Arjun, unable to grasp reality or dream, followed his heart. He ran to the park, to the mango tree, to the swing. And there she was—Rhea, sketching, her smile a balm to his burning heart.
“I thought you won’t come,” she said.
“I thought I’d never see you again,” he whispered.
They painted the tree together. He didn’t think. He spoke.
“Rhea, I loved you. Since forever. I thought I’d lose you if I told.”
She smiled, a tear tracing her cheek.
“I did too, Arjun. I was just scared.”
Aarav watched silently. Arjun looked at him. “You knew, didn’t you?”
Aarav nodded. “I wrote it in your diary. I wanted to tell you before I left.”
Arjun handed him the painting.
“Keep this. You deserve it.”
Their laughter echoed, and time seemed to freeze.
Suddenly, the world began to blur.
Arjun awoke to beeping machines, blurred faces, and sterile light.
He was in a hospital. His uncle stood over him. “You fainted. Exhaustion. But you’re alright.”
Arjun asked weakly, “Where’s the box?”
His uncle smiled. “Your mother wanted you to have it when you were ready. She preserved everything. Poems, paintings, stories.”

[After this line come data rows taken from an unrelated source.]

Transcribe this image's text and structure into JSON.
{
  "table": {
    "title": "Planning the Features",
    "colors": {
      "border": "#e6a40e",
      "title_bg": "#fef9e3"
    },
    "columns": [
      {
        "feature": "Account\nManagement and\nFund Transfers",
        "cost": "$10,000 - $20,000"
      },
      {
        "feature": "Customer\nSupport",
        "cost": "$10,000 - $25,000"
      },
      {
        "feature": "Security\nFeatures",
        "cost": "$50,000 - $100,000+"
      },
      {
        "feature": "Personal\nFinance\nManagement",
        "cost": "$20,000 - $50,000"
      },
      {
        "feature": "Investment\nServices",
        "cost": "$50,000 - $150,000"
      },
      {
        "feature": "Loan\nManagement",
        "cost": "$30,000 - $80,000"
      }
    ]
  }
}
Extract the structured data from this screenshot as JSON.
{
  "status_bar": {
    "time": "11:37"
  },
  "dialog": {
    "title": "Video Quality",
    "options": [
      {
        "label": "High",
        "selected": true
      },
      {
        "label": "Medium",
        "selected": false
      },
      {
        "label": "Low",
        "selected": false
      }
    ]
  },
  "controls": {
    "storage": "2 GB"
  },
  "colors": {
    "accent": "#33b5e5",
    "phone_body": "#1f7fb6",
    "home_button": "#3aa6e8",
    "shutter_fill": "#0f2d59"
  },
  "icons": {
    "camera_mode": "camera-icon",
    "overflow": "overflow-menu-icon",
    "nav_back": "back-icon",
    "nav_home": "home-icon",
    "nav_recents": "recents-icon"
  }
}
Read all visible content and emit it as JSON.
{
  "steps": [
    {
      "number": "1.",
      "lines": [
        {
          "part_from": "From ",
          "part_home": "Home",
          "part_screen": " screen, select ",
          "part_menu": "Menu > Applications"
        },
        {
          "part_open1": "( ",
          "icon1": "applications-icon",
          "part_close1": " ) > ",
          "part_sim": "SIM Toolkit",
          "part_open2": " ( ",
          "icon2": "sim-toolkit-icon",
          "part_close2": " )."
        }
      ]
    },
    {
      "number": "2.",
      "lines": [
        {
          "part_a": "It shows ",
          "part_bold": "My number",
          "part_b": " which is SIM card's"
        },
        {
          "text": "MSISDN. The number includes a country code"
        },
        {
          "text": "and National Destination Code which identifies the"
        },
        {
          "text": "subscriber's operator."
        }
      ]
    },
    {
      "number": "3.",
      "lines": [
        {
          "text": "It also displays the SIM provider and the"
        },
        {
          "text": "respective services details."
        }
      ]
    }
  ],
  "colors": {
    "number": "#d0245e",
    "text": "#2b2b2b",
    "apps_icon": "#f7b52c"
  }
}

He handed over the velvet red box.
Arjun opened it slowly. And there, inside, was the swing painting. Beside it, his childhood poem.
Tears slipped quietly.
She had kept his love. His fears. His truth.
Not because she didn’t want him to have it—but because she knew he would one day need to remember what he was made of.
Back in the ancestral home, Arjun placed the painting above his desk. Summer was fading outside, but within him, it bloomed eternal.
The mango tree, the swing, her smile, Aarav’s laugh, and his mother’s jasmine scent—each had whispered to him across time.
And when the wind rustled the window one quiet evening, it brought with it the essence of a season, a love, a bond.
Not everything is lost. Some things, like summer, like a mother’s love, simply become whispers carried forever.